I am parsing my database logs using fluentd where I am parsing the logs using regular expression and indexing them to solr, I have a problem where few logs are in the below format
2023-08-24 08:28:20.278 UTC [26154] abcd@rst STATEMENT:SELECT
purpose,
COUNT(*) AS std_count
FROM
emp.database
LEFT JOIN LATERAL (
SELECT
unnest(string_to_array(db_platform, ',')) AS platform
UNION ALL
SELECT
'Not Specified'
WHERE
db_platform IS NULL
OR db_platform = ''
) AS platform_data ON true
LEFT OUTER JOIN std.server ON std.database.std_id = emp.server.emp_id
LEFT OUTER JOIN emp.database ON std.server std_id = emp_id
WHERE
1 = 1
AND std.server_customer IN ('EMPX')
AND std.server.business IN ('IT Services')

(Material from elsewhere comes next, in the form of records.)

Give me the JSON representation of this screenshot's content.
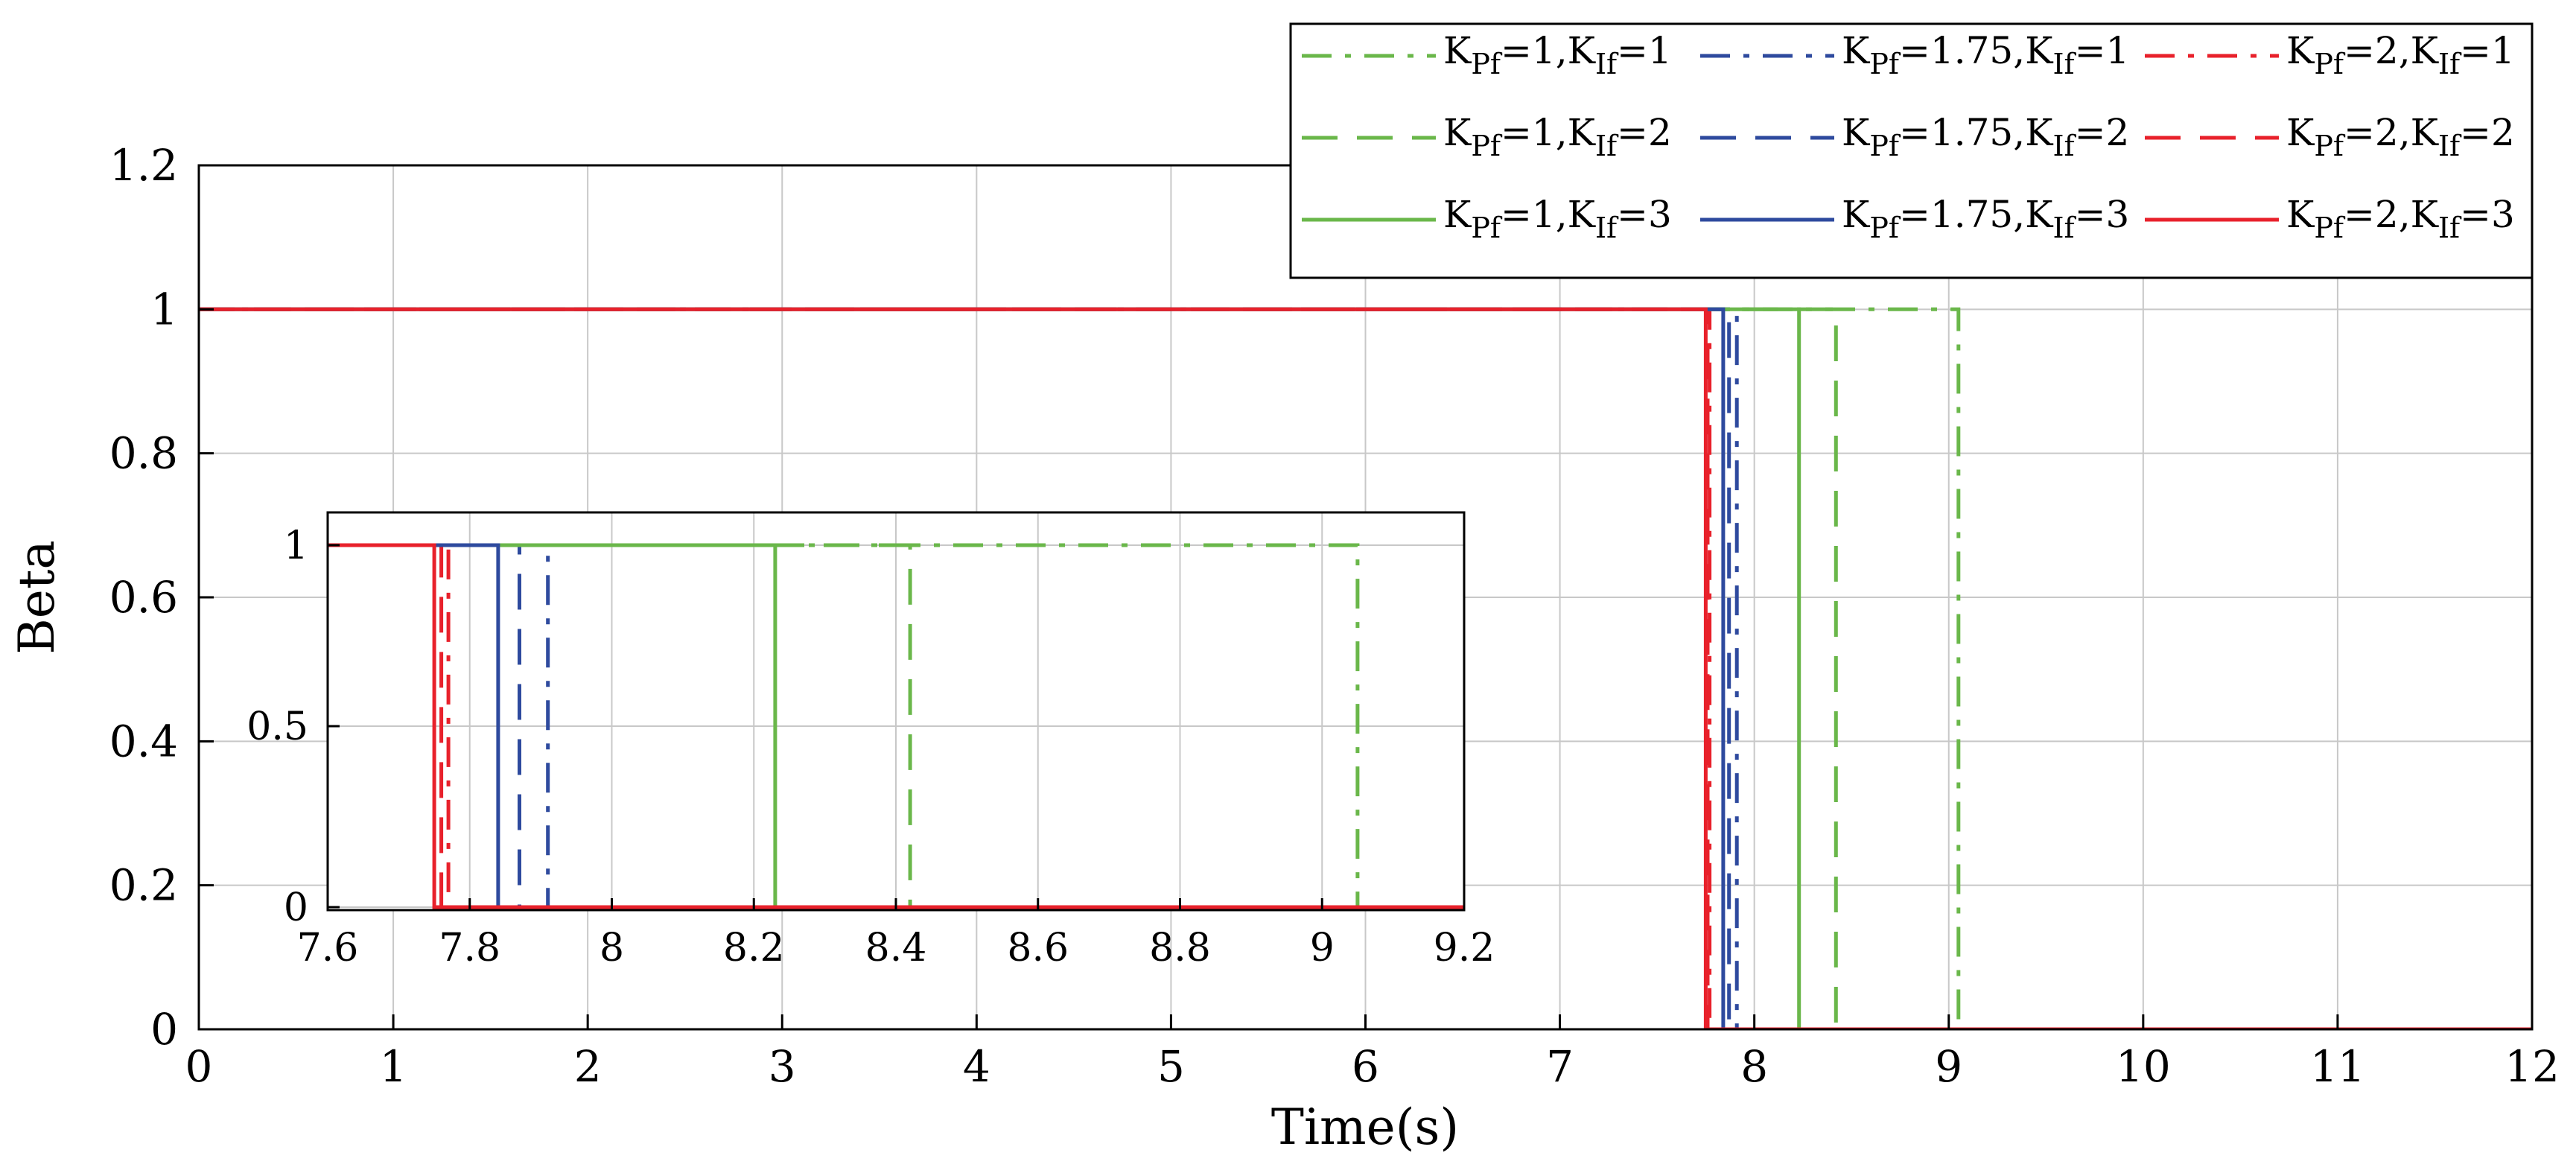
{
  "chart_data": {
    "type": "line",
    "title": "",
    "xlabel": "Time(s)",
    "ylabel": "Beta",
    "xlim": [
      0,
      12
    ],
    "ylim": [
      0,
      1.2
    ],
    "xticks": [
      "0",
      "1",
      "2",
      "3",
      "4",
      "5",
      "6",
      "7",
      "8",
      "9",
      "10",
      "11",
      "12"
    ],
    "yticks": [
      "0",
      "0.2",
      "0.4",
      "0.6",
      "0.8",
      "1",
      "1.2"
    ],
    "grid": true,
    "legend_position": "top-right",
    "inset": {
      "xlim": [
        7.6,
        9.2
      ],
      "ylim": [
        0,
        1
      ],
      "xticks": [
        "7.6",
        "7.8",
        "8",
        "8.2",
        "8.4",
        "8.6",
        "8.8",
        "9",
        "9.2"
      ],
      "yticks": [
        "0",
        "0.5",
        "1"
      ]
    },
    "series": [
      {
        "kpf": "1",
        "kif": "1",
        "color": "#6ab74a",
        "style": "dashdot",
        "switch_time": 9.05
      },
      {
        "kpf": "1.75",
        "kif": "1",
        "color": "#2e4a9e",
        "style": "dashdot",
        "switch_time": 7.91
      },
      {
        "kpf": "2",
        "kif": "1",
        "color": "#e8212b",
        "style": "dashdot",
        "switch_time": 7.77
      },
      {
        "kpf": "1",
        "kif": "2",
        "color": "#6ab74a",
        "style": "dashed",
        "switch_time": 8.42
      },
      {
        "kpf": "1.75",
        "kif": "2",
        "color": "#2e4a9e",
        "style": "dashed",
        "switch_time": 7.87
      },
      {
        "kpf": "2",
        "kif": "2",
        "color": "#e8212b",
        "style": "dashed",
        "switch_time": 7.76
      },
      {
        "kpf": "1",
        "kif": "3",
        "color": "#6ab74a",
        "style": "solid",
        "switch_time": 8.23
      },
      {
        "kpf": "1.75",
        "kif": "3",
        "color": "#2e4a9e",
        "style": "solid",
        "switch_time": 7.84
      },
      {
        "kpf": "2",
        "kif": "3",
        "color": "#e8212b",
        "style": "solid",
        "switch_time": 7.75
      }
    ],
    "series_order": [
      0,
      3,
      6,
      1,
      4,
      7,
      2,
      5,
      8
    ]
  },
  "legend_labels": {
    "k_main": "K",
    "pf_sub": "Pf",
    "if_sub": "If",
    "eq": "=",
    "sep": ","
  }
}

AND std.server.department IN ('Product Development')
GROUP BY
1
ORDER BY
1
unnest(string_to_array(s.purpose, ',')) AS platform
UNION ALL
SELECT
'Not Specified'
WHERE
s.purpose IS NULL
OR s.purpose = ''
) AS platform_data ON true
and few logs are in below format
2023-08-24 08:32:36.963 UTC [14006] abc@vx LOG: could not receive data from client: Connection reset by peer
2023-08-24 08:32:36.963 UTC [3403] xyz@mdp LOG: ould not receive data from client: Connection reset by peer
while using the below regular expression I am able to parse the logs like below,
**expression**:
(?<time_stamp>\d{4}-\d{2}-\d{2} \d{2}:\d{2}:\d{2}.\d{3})[\s]
UTC[\s][\[](?<qid>[^ ]*)[\]][\s]
(?<user>[^ ]*)[\@](?<schema>[^ ]*)[\s](?<level>[^:]*):(?<message>.*)
**Match 1**
time_stamp :2023-08-24 08:28:20.278
qid :26154
user: writeuser
schema: abc
level: STATEMENT
message: SELECT
**Match 2**
time_stamp: 2023-08-24 08:32:20.586
qid :13788
user: abc
schema: vx
level: LOG
message: could not receive data from client: Connection reset by peer
**Match 3**
time_stamp: 2023-08-24 08:32:20.586
qid: 13779
user: abc
schema: vx
level: LOG
message: could not receive data from client: Connection reset by peer
As we can see that the 1st log is only showing message as SELECT , any chance that I can capture the complete message.